Step 4: Build Final Container and Test

# Build final immutable container from sandbox
apptainer build pytorch.sif pytorch_env/

# Test GPU access in final container
apptainer exec --nv pytorch.sif /opt/venv/bin/python -c "import torch; print(f'CUDA available: {torch.cuda.is_available()}'); print(f'GPU count: {torch.cuda.device_count()}')"

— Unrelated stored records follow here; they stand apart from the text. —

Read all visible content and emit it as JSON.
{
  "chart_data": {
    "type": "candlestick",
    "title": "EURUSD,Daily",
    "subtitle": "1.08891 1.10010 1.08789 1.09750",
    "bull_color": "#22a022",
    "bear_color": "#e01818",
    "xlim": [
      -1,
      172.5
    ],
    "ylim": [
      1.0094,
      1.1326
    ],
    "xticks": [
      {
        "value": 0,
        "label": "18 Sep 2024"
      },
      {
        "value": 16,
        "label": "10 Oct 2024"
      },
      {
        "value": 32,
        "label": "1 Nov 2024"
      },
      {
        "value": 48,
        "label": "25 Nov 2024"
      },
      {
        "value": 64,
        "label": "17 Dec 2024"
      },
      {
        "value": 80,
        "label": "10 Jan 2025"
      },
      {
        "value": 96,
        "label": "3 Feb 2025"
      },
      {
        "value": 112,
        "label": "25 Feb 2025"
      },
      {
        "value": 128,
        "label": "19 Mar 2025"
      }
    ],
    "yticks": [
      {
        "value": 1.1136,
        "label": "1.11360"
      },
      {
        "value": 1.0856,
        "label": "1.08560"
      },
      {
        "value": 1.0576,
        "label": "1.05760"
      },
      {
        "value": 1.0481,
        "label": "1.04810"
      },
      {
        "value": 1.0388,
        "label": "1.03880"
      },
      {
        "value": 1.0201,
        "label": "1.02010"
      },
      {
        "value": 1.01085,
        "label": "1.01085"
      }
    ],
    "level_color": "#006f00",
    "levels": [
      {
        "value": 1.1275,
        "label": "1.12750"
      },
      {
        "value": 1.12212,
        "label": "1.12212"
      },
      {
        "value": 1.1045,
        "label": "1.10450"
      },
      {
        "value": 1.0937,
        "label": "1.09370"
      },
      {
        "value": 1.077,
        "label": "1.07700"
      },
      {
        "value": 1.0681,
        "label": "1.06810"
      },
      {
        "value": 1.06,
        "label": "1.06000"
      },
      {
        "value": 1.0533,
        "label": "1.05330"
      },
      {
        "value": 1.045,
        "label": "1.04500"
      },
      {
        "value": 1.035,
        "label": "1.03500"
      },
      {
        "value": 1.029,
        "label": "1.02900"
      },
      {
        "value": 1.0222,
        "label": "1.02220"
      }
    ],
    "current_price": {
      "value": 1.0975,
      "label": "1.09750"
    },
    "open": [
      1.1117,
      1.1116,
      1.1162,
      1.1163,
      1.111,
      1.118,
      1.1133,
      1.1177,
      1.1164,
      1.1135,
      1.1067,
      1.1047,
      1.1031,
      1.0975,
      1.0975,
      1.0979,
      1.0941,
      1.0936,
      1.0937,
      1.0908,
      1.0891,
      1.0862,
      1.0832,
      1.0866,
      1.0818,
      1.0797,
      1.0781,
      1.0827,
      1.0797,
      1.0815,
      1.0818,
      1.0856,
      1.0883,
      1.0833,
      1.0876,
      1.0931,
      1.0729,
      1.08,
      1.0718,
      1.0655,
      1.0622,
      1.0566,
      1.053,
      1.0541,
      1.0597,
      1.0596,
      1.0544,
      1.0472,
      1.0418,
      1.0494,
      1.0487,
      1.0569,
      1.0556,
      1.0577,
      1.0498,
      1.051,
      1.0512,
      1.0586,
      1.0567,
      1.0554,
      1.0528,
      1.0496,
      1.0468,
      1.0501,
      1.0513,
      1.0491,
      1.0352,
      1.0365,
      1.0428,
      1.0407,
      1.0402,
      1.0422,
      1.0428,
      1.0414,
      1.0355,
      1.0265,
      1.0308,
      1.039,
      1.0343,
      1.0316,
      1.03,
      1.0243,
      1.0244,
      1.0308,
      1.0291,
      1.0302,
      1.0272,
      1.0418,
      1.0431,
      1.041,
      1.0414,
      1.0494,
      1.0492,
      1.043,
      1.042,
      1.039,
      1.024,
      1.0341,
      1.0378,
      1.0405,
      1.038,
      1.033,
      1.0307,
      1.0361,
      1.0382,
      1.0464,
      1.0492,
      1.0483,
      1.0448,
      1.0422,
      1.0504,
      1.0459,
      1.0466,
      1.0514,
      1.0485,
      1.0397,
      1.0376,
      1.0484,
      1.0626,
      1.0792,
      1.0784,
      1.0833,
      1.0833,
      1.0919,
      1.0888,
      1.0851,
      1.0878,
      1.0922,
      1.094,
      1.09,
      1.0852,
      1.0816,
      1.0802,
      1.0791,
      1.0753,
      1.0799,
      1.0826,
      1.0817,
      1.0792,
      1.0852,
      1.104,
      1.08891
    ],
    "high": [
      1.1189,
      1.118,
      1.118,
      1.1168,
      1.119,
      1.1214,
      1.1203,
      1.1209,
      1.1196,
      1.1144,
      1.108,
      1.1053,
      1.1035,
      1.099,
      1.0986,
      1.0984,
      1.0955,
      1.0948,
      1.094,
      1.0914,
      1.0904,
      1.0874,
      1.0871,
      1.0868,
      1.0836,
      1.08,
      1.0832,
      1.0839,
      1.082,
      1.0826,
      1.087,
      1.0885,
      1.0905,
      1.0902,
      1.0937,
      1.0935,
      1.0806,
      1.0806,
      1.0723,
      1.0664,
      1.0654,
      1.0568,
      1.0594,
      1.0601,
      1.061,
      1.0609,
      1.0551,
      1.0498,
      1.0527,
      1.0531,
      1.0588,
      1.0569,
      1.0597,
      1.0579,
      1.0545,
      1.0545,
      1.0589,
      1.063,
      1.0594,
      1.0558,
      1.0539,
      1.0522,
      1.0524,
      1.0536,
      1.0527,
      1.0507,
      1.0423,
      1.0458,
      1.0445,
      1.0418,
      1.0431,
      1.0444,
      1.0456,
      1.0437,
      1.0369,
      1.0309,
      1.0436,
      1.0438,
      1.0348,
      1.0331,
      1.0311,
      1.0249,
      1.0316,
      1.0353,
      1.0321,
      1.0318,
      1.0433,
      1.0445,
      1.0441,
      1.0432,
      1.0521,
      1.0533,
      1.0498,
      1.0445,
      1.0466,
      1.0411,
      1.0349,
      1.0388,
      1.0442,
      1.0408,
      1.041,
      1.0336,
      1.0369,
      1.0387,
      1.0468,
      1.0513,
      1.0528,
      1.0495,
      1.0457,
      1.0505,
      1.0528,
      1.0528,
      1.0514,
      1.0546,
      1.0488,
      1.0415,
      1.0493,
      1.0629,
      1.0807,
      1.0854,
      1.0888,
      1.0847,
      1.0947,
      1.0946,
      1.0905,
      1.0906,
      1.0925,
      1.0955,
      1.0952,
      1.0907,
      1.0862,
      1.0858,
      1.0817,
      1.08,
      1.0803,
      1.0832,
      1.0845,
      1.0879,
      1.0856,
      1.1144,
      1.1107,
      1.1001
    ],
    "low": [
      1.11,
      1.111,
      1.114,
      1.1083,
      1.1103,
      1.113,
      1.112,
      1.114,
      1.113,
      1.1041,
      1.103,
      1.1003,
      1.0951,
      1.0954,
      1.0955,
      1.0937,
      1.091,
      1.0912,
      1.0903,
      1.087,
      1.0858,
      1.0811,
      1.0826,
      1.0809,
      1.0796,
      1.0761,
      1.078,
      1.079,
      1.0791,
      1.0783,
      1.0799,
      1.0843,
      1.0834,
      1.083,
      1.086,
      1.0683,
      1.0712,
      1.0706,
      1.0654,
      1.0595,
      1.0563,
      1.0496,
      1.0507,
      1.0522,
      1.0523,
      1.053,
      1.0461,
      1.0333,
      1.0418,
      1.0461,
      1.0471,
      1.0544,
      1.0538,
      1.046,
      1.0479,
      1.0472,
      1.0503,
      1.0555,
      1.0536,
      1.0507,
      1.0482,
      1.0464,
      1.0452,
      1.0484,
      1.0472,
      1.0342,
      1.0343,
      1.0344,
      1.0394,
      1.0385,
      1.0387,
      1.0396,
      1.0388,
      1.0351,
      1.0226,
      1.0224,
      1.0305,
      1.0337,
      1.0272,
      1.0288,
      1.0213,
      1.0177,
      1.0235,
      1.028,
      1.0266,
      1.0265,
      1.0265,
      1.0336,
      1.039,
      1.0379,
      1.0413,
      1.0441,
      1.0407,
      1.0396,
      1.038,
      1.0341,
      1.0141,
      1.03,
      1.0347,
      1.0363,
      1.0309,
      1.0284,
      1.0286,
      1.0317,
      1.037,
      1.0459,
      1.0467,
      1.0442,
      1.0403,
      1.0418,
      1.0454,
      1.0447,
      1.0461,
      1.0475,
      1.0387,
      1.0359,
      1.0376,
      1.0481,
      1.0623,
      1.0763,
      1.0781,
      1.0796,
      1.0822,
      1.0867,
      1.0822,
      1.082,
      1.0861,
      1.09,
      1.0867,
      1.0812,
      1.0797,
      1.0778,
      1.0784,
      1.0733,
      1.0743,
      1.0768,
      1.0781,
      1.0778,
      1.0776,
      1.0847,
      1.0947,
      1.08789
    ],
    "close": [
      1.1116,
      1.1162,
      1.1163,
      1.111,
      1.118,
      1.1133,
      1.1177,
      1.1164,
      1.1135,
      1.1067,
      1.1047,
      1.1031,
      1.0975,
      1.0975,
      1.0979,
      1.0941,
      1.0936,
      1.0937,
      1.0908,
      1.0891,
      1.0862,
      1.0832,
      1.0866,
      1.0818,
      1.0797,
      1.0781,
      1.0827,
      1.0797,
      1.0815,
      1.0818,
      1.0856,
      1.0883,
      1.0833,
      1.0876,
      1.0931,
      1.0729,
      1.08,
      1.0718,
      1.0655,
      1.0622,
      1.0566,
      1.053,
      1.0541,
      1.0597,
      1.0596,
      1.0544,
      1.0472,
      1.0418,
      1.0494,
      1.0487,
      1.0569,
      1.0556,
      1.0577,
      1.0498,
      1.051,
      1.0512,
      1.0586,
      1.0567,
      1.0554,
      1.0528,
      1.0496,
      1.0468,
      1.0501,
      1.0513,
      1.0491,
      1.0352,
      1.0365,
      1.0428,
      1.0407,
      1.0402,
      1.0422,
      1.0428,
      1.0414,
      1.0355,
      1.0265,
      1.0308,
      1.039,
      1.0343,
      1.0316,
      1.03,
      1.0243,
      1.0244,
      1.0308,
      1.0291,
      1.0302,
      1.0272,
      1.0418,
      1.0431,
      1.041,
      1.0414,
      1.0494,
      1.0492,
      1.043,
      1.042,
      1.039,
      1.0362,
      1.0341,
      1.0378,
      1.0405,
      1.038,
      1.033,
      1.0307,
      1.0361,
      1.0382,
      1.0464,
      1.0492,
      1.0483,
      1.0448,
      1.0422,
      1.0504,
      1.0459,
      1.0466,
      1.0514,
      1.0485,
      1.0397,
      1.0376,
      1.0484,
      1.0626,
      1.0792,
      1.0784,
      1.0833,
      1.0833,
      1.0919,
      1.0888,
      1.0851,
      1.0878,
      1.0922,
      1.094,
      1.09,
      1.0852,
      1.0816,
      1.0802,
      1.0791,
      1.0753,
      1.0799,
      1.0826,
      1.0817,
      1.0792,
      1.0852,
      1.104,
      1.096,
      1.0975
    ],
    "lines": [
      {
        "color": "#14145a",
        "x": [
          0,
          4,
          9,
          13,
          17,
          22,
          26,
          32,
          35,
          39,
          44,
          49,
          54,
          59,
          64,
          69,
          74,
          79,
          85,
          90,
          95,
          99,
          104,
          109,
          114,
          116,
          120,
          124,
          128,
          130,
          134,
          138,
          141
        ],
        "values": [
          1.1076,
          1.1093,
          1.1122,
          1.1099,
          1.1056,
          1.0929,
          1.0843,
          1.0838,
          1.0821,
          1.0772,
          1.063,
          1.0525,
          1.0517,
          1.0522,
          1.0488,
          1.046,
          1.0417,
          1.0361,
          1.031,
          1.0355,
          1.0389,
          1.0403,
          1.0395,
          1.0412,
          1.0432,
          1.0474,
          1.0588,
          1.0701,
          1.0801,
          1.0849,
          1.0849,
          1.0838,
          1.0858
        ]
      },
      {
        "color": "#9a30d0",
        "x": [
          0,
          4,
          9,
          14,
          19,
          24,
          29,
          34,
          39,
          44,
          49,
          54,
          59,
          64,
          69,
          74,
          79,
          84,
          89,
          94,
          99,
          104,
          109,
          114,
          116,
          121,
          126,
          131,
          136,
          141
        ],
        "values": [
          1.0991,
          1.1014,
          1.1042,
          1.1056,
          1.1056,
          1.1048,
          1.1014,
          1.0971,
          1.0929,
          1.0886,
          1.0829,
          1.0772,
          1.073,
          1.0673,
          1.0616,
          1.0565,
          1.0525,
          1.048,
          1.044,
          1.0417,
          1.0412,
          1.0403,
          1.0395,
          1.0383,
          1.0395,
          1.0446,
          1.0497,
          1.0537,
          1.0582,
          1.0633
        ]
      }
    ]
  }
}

Step 5: Copy to Persistent Storage and Cleanup

# Copy the container to your home directory or project space
cp pytorch.sif ~/pytorch.sif

# Clean up the scratch directory
cd && rm -rf $MYDIR

Using Your Container

Interactive Use

# Enter container with GPU support
apptainer shell --nv ~/pytorch.sif
source /opt/venv/bin/activate
python  # Now you can use PyTorch with GPU

Running Scripts

# Run a Python script
apptainer exec --nv ~/pytorch.sif /opt/venv/bin/python your_script.py

Batch Jobs

#!/bin/bash
#SBATCH --partition=gpu --gres=gpu:1 --time=04:00:00

apptainer exec --nv ~/pytorch.sif /opt/venv/bin/python /path/to/your/script.py

Key Points

  • Always use --nv for GPU access in both building and running
  • Use scratch filesystem (/scratch/$USER/apptainer) to avoid filling home directory
  • Use --no-cache-dir with pip to save space
  • Virtual environment path is /opt/venv/bin/python
  • Build on GPU nodes, never on the head node
  • Test in both sandbox and final container to ensure everything works
  • Copy container to persistent storage (home directory or project space)
  • Clean up scratch directory after copying container
  • Ignore warnings about missing NVIDIA files when building - these are normal

Advanced Options

Definition Files

For reproducible builds, use definition files instead of sandbox method. See Apptainer documentation.

Binding Directories

# Mount scratch directory in container (access host filesystem)
apptainer exec --nv --bind /scratch:/scratch ~/pytorch.sif /opt/venv/bin/python script.py

The --bind flag mounts host directories inside the container, allowing access to datasets and output directories.

Environment Variables

# Pass custom environment variables to the container
apptainer exec --nv --env MY_VARIABLE=value ~/pytorch.sif /opt/venv/bin/python script.py

The --env flag sets environment variables inside the container.